By implementing rigorous, systematic mappings between system representations and dynamic analysis tools, using stochastic process algebra, we developed
a) alternative views of a system with formal guarantees of equivalence
b) component-wise abstraction of models to reduce complexity
c) early detection of modelling errors via static analysis, and
d) investigation of models via a wider range of different analyses encompassing techniques not currently used in this domain.
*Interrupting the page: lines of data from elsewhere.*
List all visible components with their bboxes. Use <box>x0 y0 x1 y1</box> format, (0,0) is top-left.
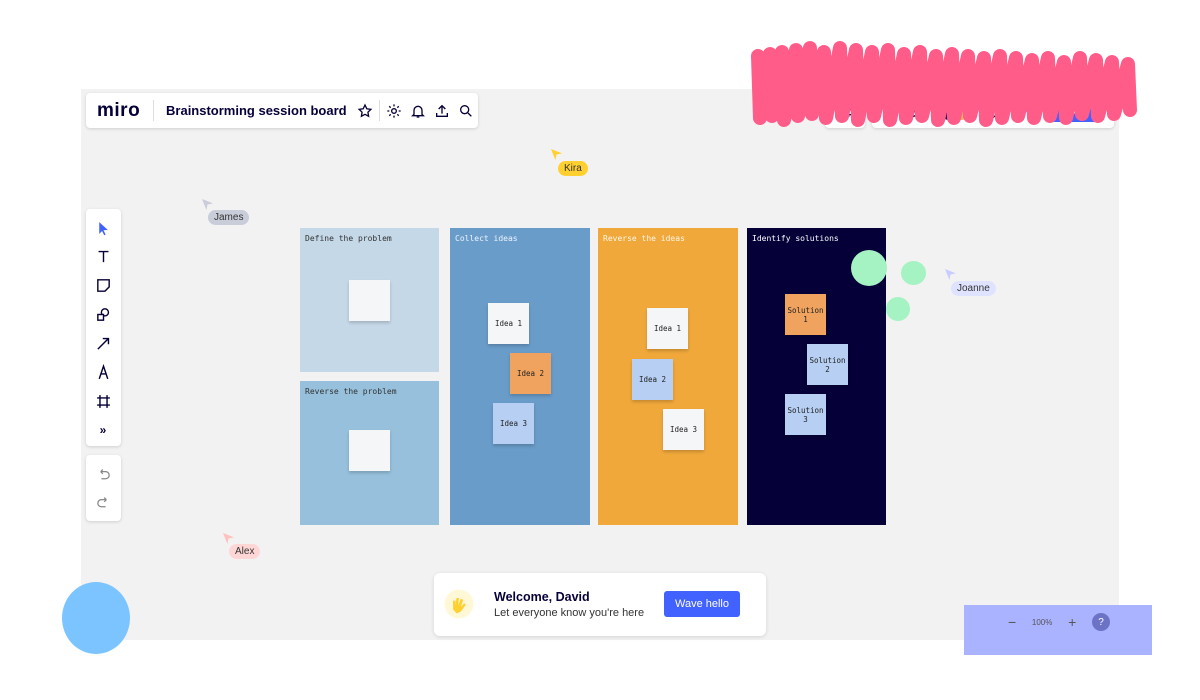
green-drawing-dot <box>901 261 926 285</box>
sticky-note[interactable]: Idea 1 <box>488 303 529 344</box>
sticky-note[interactable]: Idea 2 <box>632 359 673 400</box>
sticky-note[interactable]: Solution 1 <box>785 294 826 335</box>
bell-icon[interactable] <box>409 100 427 122</box>
shapes-icon[interactable] <box>92 303 114 325</box>
divider <box>153 100 155 121</box>
cursor-label-james: James <box>208 210 250 225</box>
text-icon[interactable] <box>92 245 114 267</box>
wave-hello-button[interactable]: Wave hello <box>664 591 740 617</box>
welcome-panel: Welcome, David Let everyone know you're … <box>434 573 766 636</box>
green-drawing-dot <box>886 297 910 321</box>
undo-icon[interactable] <box>92 463 114 485</box>
welcome-subtitle: Let everyone know you're here <box>494 607 645 619</box>
settings-icon[interactable] <box>385 100 403 122</box>
wave-hello-label: Wave hello <box>674 598 729 610</box>
frame-reverse-ideas[interactable]: Reverse the ideas Idea 1 Idea 2 Idea 3 <box>598 228 738 525</box>
cursor-label-alex: Alex <box>229 544 261 559</box>
pink-scribble-drawing <box>751 41 1137 127</box>
cursor-label-joanne: Joanne <box>951 281 996 296</box>
pen-icon[interactable] <box>92 361 114 383</box>
sticky-note[interactable]: Idea 3 <box>663 409 704 450</box>
cursor-label-kira: Kira <box>558 161 588 176</box>
frame-title: Reverse the problem <box>305 387 397 396</box>
frame-define-problem[interactable]: Define the problem <box>300 228 439 372</box>
frame-title: Identify solutions <box>752 234 839 243</box>
board-title[interactable]: Brainstorming session board <box>156 103 353 118</box>
frame-collect-ideas[interactable]: Collect ideas Idea 1 Idea 2 Idea 3 <box>450 228 590 525</box>
zoom-out-button[interactable]: − <box>1008 614 1016 630</box>
frame-title: Define the problem <box>305 234 392 243</box>
miro-logo[interactable]: miro <box>86 100 151 122</box>
blue-drawing-blob <box>62 582 130 654</box>
sticky-note[interactable]: Idea 2 <box>510 353 551 394</box>
cursor-arrow-icon <box>945 269 956 280</box>
frame-title: Reverse the ideas <box>603 234 685 243</box>
star-icon[interactable] <box>356 100 374 122</box>
wave-hand-icon <box>444 589 474 619</box>
divider <box>378 100 380 121</box>
zoom-controls-overlay: − 100% + ? <box>964 605 1152 655</box>
cursor-arrow-icon <box>223 533 234 544</box>
arrow-icon[interactable] <box>92 332 114 354</box>
redo-icon[interactable] <box>92 491 114 513</box>
frame-reverse-problem[interactable]: Reverse the problem <box>300 381 439 525</box>
help-button[interactable]: ? <box>1092 613 1110 631</box>
frame-icon[interactable] <box>92 390 114 412</box>
cursor-arrow-icon <box>202 199 213 210</box>
zoom-level[interactable]: 100% <box>1032 618 1052 627</box>
search-icon[interactable] <box>457 100 475 122</box>
zoom-in-button[interactable]: + <box>1068 614 1076 630</box>
welcome-title: Welcome, David <box>494 590 590 604</box>
zoom-controls: − 100% + ? <box>1008 612 1110 632</box>
frame-title: Collect ideas <box>455 234 518 243</box>
history-toolbar <box>86 455 121 521</box>
sticky-note[interactable] <box>349 430 390 471</box>
creation-toolbar: » <box>86 209 121 446</box>
sticky-note-icon[interactable] <box>92 274 114 296</box>
sticky-note[interactable] <box>349 280 390 321</box>
more-tools-icon[interactable]: » <box>92 419 114 441</box>
cursor-arrow-icon <box>551 149 562 160</box>
sticky-note[interactable]: Idea 1 <box>647 308 688 349</box>
sticky-note[interactable]: Solution 2 <box>807 344 848 385</box>
select-icon[interactable] <box>92 217 114 239</box>
upload-icon[interactable] <box>433 100 451 122</box>
green-drawing-dot <box>851 250 887 286</box>
sticky-note[interactable]: Idea 3 <box>493 403 534 444</box>
board-header: miro Brainstorming session board <box>86 93 478 128</box>
sticky-note[interactable]: Solution 3 <box>785 394 826 435</box>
A fundamental driver for the work was developing applications and case studies with a variety of signalling and other types of biochemical pathways.

In this project we developed robust modelling techniques to help biology researchers understand the intracellular processes that they were studying. These techniques allowed the modeller to describe the behaviour that they know and link it to data collected in laboratory experiments, rather than having to work at the level of explicit mathematical models. Unlike mathematical models such as ordinary differential equations, they modelling techniques can be equipped with automated tools to correct their consistency and suggest simplifications.

The developed Bio-PEPA process algebra modelling language was shown to support robust modelling for biochemical processes. The language can be equipped with static analysis techniques to allow the automated detection of errors and inconsistencies in models. Semantic equivalences were developed which allowed models to be simplified in useful ways which preserve key aspects of behaviour but reduce the computational burden of system analysis. Moreover an extended version of Bio-PEPA was defined with enriched support for spatial modelling. The language also supported formal stochastic model checking via the PRISM tool.
All these features allowed detailed analysis of biological processes. The ease of developing both a stochastic and a deterministic interpretation of a model, allowed these to be compared, and supported the investigation of the impact of stochasticity of biological processes such as the circardian rhythm in the alga Ostreoccocus tauri.